Drivers of nitrogen and phosphorus dynamics in a groundwater-fed urban catchment revealed by high-frequency monitoring

Abstract

Abstract. Eutrophication of water bodies has been a problem causing severe degradation of water quality in cities. To gain mechanistic understanding of the temporal dynamics of nitrogen and phosphorus in a groundwater fed low-lying urban polder, we applied high frequency monitoring in Geuzenveld, a polder in the city of Amsterdam. The high frequency monitoring equipment was installed at the pumping station where water leaves the polder. From 2016 March to 2017 June, total phosphorus (TP), ammonium (NH4), turbidity, electrical conductivity (EC), and water temperature were measured at intervals smaller than 20 minutes. This paper discusses the results at three time scales: annual scale, rain event scale, and single pumping event scale. Mixing of upwelling groundwater and runoff was the dominant hydrological process and governed the temporal pattern of the EC, while N and P fluxes from the polder were also significantly regulated by primary production and iron transformations. The mixing of groundwater and runoff water governed water quality through variation of the intensity and duration of the events. For NH4, the dominant form of N in surface water originating from groundwater seepage, we observed low concentrations during the algae growing season, while concentrations were governed by mixing of groundwater and precipitation inputs in the late autumn and winter. The depletion of dissolved NH4 in spring suggests uptake by primary producers, consistent with high chlorophyll-a, O2, and suspended solids during this period. Total P and turbidity were high during winter, due to the release of reduced iron and P from anoxic sediment to the water column. Rapid Fe2+ oxidation in the water column is the major cause of turbidity. In the other seasons, P is retained in the sediment by iron oxides.

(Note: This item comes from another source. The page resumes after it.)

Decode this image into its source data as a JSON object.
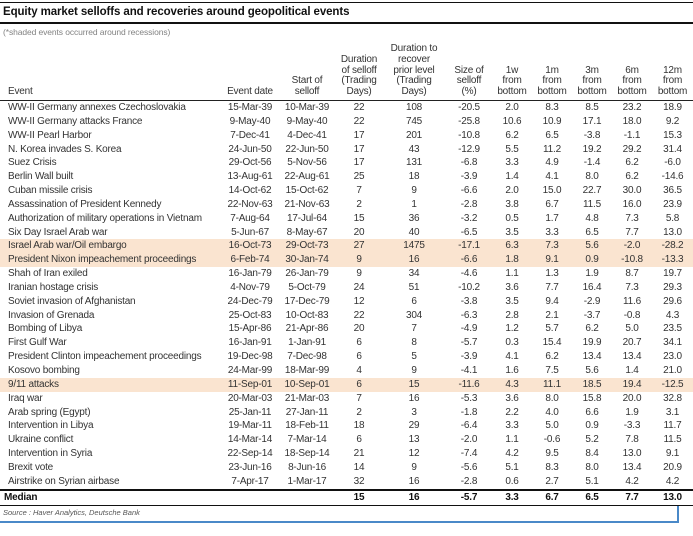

Nitrogen is exported from the polder to the downstream water bodies throughout the whole year, mostly in the form of NH4, but as organic N in spring. P leaves the polder mainly during winter, primarily associated with Fe(OH)3 colloids and as dissolved P. Based on this new understanding of the dynamics of N and P in this low lying urban catchment, it is possible to formulate management strategies that can effectively control and reduce eutrophication situation in urban polders and receiving downstream waters.